Keynote panelists are introduced at the first POWA Conference. Photo by Clara Paulson.
The first Point On Wave Applications (POWA) Conference brought more than 70 engineers, managers, academics, vendors and industry experts from across the power industry to the University of Tennessee at Chattanooga campus on Oct. 7-8.
Held at the Wolford Family Athletic Center, the two-day event focused on how point-on-wave data is being applied in the planning, operation and maintenance of power generation, transmission and distribution systems.
The POWA conference featured 12 technical presentations, a keynote panel and workshops led by Grid Protection Alliance (GPA), Schweitzer Engineering Laboratories (SEL), Vaisala, PingThings and Mehta Tech Inc. Sponsors included APP Engineering, EPB, Mehta Tech, SEL, Lifescale Analytics and GPA.

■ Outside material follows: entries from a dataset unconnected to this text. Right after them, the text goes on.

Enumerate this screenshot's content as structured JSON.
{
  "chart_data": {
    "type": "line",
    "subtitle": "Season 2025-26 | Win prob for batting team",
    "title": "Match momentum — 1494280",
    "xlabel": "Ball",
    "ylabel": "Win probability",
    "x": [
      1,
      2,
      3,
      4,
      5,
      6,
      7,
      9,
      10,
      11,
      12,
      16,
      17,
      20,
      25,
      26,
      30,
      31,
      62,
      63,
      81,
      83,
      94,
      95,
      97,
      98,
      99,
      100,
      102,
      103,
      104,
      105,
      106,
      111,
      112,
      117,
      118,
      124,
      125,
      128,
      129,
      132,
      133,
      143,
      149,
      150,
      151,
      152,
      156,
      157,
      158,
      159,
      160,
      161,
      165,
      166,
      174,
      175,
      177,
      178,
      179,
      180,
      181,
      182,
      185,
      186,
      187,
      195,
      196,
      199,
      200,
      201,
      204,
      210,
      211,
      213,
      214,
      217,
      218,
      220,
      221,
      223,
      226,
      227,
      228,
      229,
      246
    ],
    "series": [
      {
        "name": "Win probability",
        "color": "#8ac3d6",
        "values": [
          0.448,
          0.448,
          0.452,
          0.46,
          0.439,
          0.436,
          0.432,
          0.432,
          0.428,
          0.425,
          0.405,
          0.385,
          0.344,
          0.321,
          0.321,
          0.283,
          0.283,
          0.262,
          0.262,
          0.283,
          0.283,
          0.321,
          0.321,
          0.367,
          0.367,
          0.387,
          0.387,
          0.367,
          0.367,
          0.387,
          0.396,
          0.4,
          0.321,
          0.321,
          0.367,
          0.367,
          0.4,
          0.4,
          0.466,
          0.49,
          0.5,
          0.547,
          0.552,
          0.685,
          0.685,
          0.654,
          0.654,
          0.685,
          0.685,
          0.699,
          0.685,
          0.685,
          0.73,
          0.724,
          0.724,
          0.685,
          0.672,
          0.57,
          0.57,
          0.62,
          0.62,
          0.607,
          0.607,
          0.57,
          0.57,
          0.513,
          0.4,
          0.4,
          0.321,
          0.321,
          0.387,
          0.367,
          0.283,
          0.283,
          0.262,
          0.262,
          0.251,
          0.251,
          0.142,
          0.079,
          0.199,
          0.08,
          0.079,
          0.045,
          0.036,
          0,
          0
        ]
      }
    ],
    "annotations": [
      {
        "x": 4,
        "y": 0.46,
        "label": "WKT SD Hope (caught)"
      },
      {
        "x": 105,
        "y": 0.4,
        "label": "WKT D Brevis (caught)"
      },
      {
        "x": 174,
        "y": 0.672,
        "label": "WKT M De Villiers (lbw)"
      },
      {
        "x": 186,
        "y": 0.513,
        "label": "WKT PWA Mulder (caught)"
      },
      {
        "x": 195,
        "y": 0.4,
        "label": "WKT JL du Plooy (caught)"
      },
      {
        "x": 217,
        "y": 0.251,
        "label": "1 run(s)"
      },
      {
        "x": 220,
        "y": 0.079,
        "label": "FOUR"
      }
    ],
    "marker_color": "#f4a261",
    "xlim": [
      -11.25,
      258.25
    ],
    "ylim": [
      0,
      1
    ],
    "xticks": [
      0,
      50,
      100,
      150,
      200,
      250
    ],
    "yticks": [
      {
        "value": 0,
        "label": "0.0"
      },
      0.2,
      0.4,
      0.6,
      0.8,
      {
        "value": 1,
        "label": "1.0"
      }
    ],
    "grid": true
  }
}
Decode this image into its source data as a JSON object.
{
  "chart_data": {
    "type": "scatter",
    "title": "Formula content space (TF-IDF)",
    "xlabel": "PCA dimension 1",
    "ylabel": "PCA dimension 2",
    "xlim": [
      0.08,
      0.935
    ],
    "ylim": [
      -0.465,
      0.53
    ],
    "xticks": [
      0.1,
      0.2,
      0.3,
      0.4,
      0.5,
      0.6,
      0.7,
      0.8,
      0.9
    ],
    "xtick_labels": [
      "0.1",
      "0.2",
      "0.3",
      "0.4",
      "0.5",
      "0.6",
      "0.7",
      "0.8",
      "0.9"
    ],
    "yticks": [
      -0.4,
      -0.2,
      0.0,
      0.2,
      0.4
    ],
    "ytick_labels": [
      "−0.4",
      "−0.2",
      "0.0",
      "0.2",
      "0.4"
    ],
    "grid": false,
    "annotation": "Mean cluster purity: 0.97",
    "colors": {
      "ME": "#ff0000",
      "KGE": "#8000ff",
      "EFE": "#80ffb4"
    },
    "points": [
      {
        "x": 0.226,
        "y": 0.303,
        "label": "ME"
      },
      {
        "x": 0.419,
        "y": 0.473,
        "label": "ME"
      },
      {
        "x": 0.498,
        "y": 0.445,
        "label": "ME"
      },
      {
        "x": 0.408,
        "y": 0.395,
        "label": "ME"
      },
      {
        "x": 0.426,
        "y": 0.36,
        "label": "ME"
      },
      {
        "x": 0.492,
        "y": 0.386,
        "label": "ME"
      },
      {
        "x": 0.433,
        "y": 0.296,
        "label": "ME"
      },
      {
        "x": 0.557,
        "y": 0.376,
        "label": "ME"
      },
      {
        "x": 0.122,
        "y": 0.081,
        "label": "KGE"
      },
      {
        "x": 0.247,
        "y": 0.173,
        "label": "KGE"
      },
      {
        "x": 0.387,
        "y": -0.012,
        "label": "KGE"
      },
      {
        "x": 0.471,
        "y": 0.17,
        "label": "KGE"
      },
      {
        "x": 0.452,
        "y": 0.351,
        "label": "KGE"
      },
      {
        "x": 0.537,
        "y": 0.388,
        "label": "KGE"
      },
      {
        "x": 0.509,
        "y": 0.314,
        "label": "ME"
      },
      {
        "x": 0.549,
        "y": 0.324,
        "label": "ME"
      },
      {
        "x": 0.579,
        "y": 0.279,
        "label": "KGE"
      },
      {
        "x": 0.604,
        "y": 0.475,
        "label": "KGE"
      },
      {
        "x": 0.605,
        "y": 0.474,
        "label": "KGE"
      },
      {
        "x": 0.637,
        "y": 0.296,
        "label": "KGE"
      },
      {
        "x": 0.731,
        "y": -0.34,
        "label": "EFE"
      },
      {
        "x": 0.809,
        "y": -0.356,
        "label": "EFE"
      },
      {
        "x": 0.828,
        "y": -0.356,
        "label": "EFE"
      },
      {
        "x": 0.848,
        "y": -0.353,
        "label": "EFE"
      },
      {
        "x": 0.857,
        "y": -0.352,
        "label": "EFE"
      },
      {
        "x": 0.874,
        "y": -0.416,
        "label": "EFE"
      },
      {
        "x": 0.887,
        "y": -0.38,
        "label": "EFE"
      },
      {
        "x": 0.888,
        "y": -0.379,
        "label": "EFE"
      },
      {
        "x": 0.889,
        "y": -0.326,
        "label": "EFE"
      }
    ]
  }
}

Workshops during the conference offered hands-on tutorials in the use of vendor tools to measure, collect, manage and analyze point-on-wave data.
Dr. Don Reising, Guerry and UC Foundation professor of electrical engineering at UTC, served as the lead organizer, along with Christoph Lackner of GPA and Theo Laughner and Lauri Okun of Lifescale Analytics.
The keynote session, “Perspectives on the Importance of POWA for the Utility Industry,” brought together leading voices from policy, research and applied technology to discuss how high-fidelity grid data is reshaping utility operations and reliability. The keynote panelists included:
- Bruce Walker, former assistant secretary for the U.S. Department of Energy’s Office of Electricity, who discussed the role of data in national grid modernization and reliability.
- Dr. Bill Howe, director of data science at the Electric Power Research Institute, who focused on operationalizing point-on-wave data at scale and improving interoperability.
- Dr. Hamed Mohsenian-Rad, professor of electrical engineering at the University of California, Riverside, who shared research on smart grid sensors, data analytics and system protection.
- Jim Glass, assistant vice president of smart grid operations at EPB, who provided a utility-side view of how high-resolution data improves reliability and reduces outages.
- Dr. Ellery Blood of SEL, who discussed advances in digital power system innovation and the use of point-on-wave data for system protection and automation.